Llevar una vida plácida es el deseo de muchas personas llenas de buen sentido pero esta sana aspiración se frustra casi todos los días como consecuencia de las noticias alarmantes de los periódicos que logran turbar el ánimo del más vigoroso. Lass que a mí más me afectan son los simples despachos de agencia pero, ay, cuánto mal puede esconderse en sus cuatro breves líneas. Y es que las noticias malas hay que darlas en comunicados o en artículos largos, cuanto más extensos, mejor, para poder digerirlas adecuadamente de la misma forma que los medicamentos más peligrosos los tomamos con abundante comida. La noticia brevemente lanzada al aire de la publicidad es una puñalada con mucho daño porque, además, añade el quebranto que trae todo lo imprevisto.
Así recibimos de forma escueta la información según la cual la titulación de detective sólo se podrá alcanzar realizando los estudios universitarios de criminología que se imparten en las Facultades de Derecho. Ante una noticia de este calibre, ¿es extraño que una persona normalmente formada sea presa del más inquietante desasosiego? A mí me parece que es lo lógico porque son muchas lecturas las que se ponen en cuestión y lo que es peor: ¿no estaremos echando por la borda nada más y nada menos que la historia de la novela policíaca? ¿se puede atentar contra un género literario? ¿qué nombre recibirá quién asesina una forma de la creación narrativa? ¿novelicidio? ¿puede todo esto de verdad quedar impune?
Esta es la cuestión. Grave, como se ve, y que merece una cierta atención. Porque los grandes detectives de la Historia jamás, que sepamos, han pasado por Facultad alguna ni falta que les ha hecho. ¿Es que se puede estudiar en las aulas universitarias la intuición, el olfato, la sagacidad, la penetración psicológica? En ellas a lo más que se llega es a distinguir un contrato de arrendamiento de un testamento o un recurso de casación del usufructo. Pero lo otro, la inteligencia para oler al criminal desalmado, cercarlo, descubrirlo al cabo poniéndole ante las pruebas concluyentes ¿todo esto puede enseñarse desde una tarima? Hace falta ser muy ingenuo para así creerlo. O, simplemente, es necesario no haber leído ninguna novela policíaca. Ahora bien, la ingenuidad y el hecho de no haber leído nunca una de esas novelas son datos que por sí mismos descalifican a un sujeto.
Ya el capitán Nointel, personaje de las viejas novelas policíacas de Boisgovey que tienen como escenario las representaciones de ópera, era un simple aficionado sin formación alguna pero con un certero pálpito para apresar malhechores. Y Baudelaire, el gran poeta, con lo que realmente disfrutaba era con las aventuras de Dupin, un personaje que iba a su aire en los cuentos de Edgar Allan Poe.
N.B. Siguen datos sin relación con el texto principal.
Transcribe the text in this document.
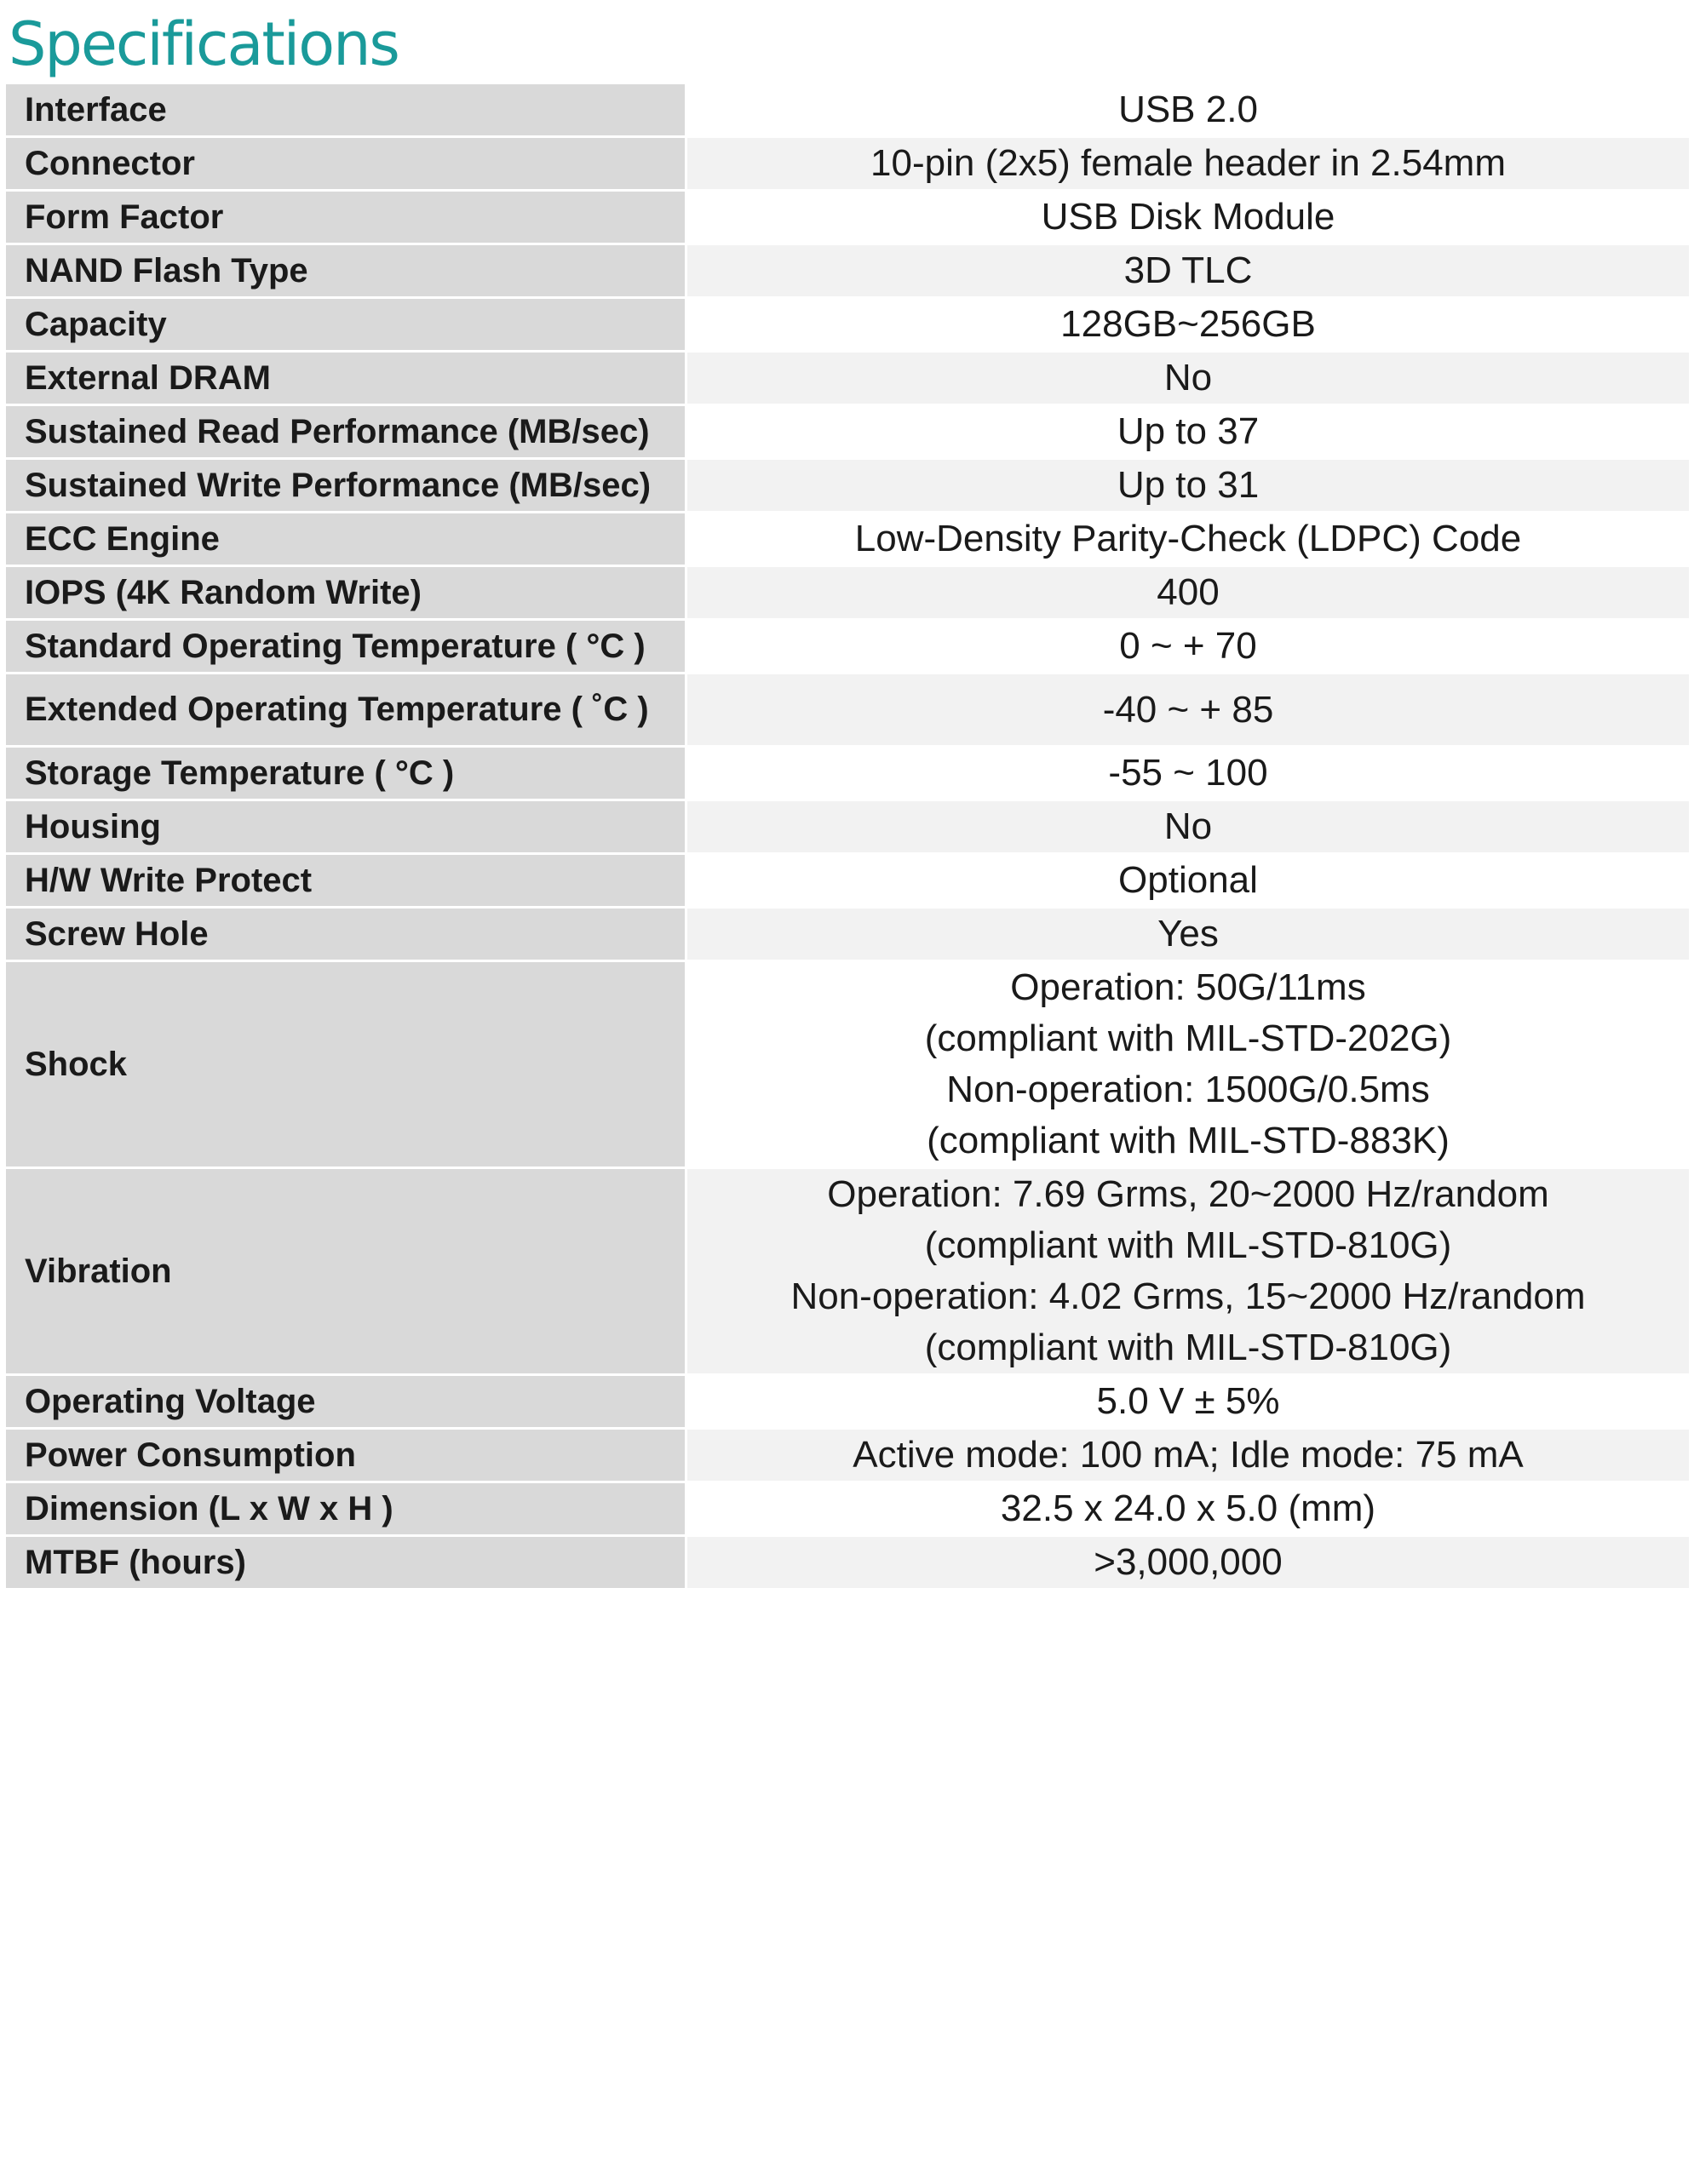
Specifications
Interface	USB 2.0

Connector	10-pin (2x5) female header in 2.54mm

Form Factor	USB Disk Module

NAND Flash Type	3D TLC

Capacity	128GB~256GB

External DRAM	No

Sustained Read Performance (MB/sec)	Up to 37

Sustained Write Performance (MB/sec)	Up to 31

ECC Engine	Low-Density Parity-Check (LDPC) Code

IOPS (4K Random Write)	400

Standard Operating Temperature ( °C )	0 ~ + 70

Extended Operating Temperature ( ˚C )	-40 ~ + 85

Storage Temperature ( °C )	-55 ~ 100

Housing	No

H/W Write Protect	Optional

Screw Hole	Yes

Shock	Operation: 50G/11ms
(compliant with MIL-STD-202G)
Non-operation: 1500G/0.5ms
(compliant with MIL-STD-883K)

Vibration	Operation: 7.69 Grms, 20~2000 Hz/random
(compliant with MIL-STD-810G)
Non-operation: 4.02 Grms, 15~2000 Hz/random
(compliant with MIL-STD-810G)

Operating Voltage	5.0 V ± 5%

Power Consumption	Active mode: 100 mA; Idle mode: 75 mA

Dimension (L x W x H )	32.5 x 24.0 x 5.0 (mm)

MTBF (hours)	>3,000,000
Connan Doyle, que es quien funda la novela policíaca moderna, dotó a su Sherlock Holmes de habilidades muy diversas porque Holmes lo sabía casi todo y era experto en anotar las más nimias impresiones, distinguir perfumes o cenizas de los cigarros, deducir el comportamiento humano de la conformación de las manos, y así mil conocimientos y trucos más. Holmes era químico y también drogadicto, solitario y, sobre todo, un sabio raro. Supuesto todo esto ¿alguien puede concebir la idea de un Holmes examinándose de derecho romano en la Universidad de Oxford? ¿o de criminología ante un tribunal de pazguatos? A la entera historia del crimen habría que darle la vuelta del revés para imaginar tal despropósito. Si Holmes se hubiera visto obligado a entregarse a semejantes empeños, jamás habría llegado al lugar definitivo al que llegó, enredado como hubiera estado por los parciales, la selectividad y una porción de inutilidades de este jaez.
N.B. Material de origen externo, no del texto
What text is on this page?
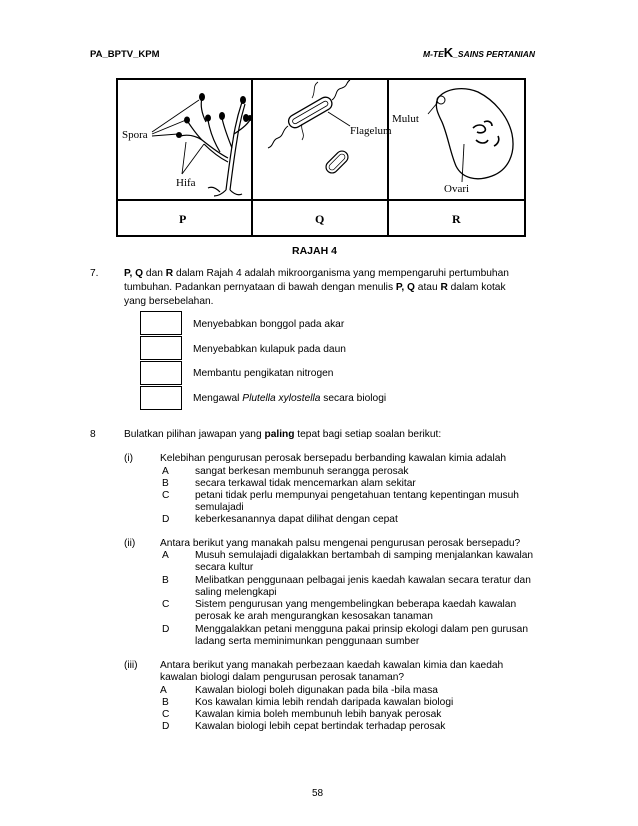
PA_BPTV_KPM	M-TEK_SAINS PERTANIAN
Spora
Hifa
Flagelum
Mulut
Ovari
P	Q	R
RAJAH 4
7.	P, Q dan R dalam Rajah 4 adalah mikroorganisma yang mempengaruhi pertumbuhan
tumbuhan. Padankan pernyataan di bawah dengan menulis P, Q atau R dalam kotak
yang bersebelahan.
Menyebabkan bonggol pada akar
Menyebabkan kulapuk pada daun
Membantu pengikatan nitrogen
Mengawal Plutella xylostella secara biologi
8	Bulatkan pilihan jawapan yang paling tepat bagi setiap soalan berikut:
(i)	Kelebihan pengurusan perosak bersepadu berbanding kawalan kimia adalah
A	sangat berkesan membunuh serangga perosak
B	secara terkawal tidak mencemarkan alam sekitar
C	petani tidak perlu mempunyai pengetahuan tentang kepentingan musuh
semulajadi
D	keberkesanannya dapat dilihat dengan cepat
(ii) Antara berikut yang manakah palsu mengenai pengurusan perosak bersepadu?
A	Musuh semulajadi digalakkan bertambah di samping menjalankan kawalan
secara kultur
B	Melibatkan penggunaan pelbagai jenis kaedah kawalan secara teratur dan
saling melengkapi
C	Sistem pengurusan yang mengembelingkan beberapa kaedah kawalan
perosak ke arah mengurangkan kesosakan tanaman
D	Menggalakkan petani mengguna pakai prinsip ekologi dalam pen gurusan
ladang serta meminimunkan penggunaan sumber
(iii) Antara berikut yang manakah perbezaan kaedah kawalan kimia dan kaedah
kawalan biologi dalam pengurusan perosak tanaman?
A	Kawalan biologi boleh digunakan pada bila -bila masa
B	Kos kawalan kimia lebih rendah daripada kawalan biologi
C	Kawalan kimia boleh membunuh lebih banyak perosak
D	Kawalan biologi lebih cepat bertindak terhadap perosak
58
Además, un detective necesita un acompañante que sea como su fiel y casi mudo escudero. Así ocurrió con Dupin y con el doctor Watson, el amigo de Holmes. ¿También este sujeto tiene que pasar en el futuro por la Facultad y por los estudios de criminología? ¿tendrá el detective que darle de alta en la Seguridad social? Y su contrato ¿será de los llamados basura o, por el contrario, de los indefinidos y sólidos?
Estas mismas consideraciones pueden trasladarse a Maigret o a Poirot. O, ya en nuestra literatura, al inolvidable Plinio de las creaciones de Francisco García Pavón, un guardia municipal de Tomelloso dotado de la habilidad detectivesca de forma natural y congénita, sin haber perdido jamás el tiempo en una clase de criminología.
El detective merece un respeto y esto es lo que irremediablemente se pierde si le obligamos a matricularse, pagar una tasa, y examinarse en septiembre de huellas dactilares. Queda pues en el aire la terrible cuestión: ¿somos conscientes de que estamos asesinando al detective?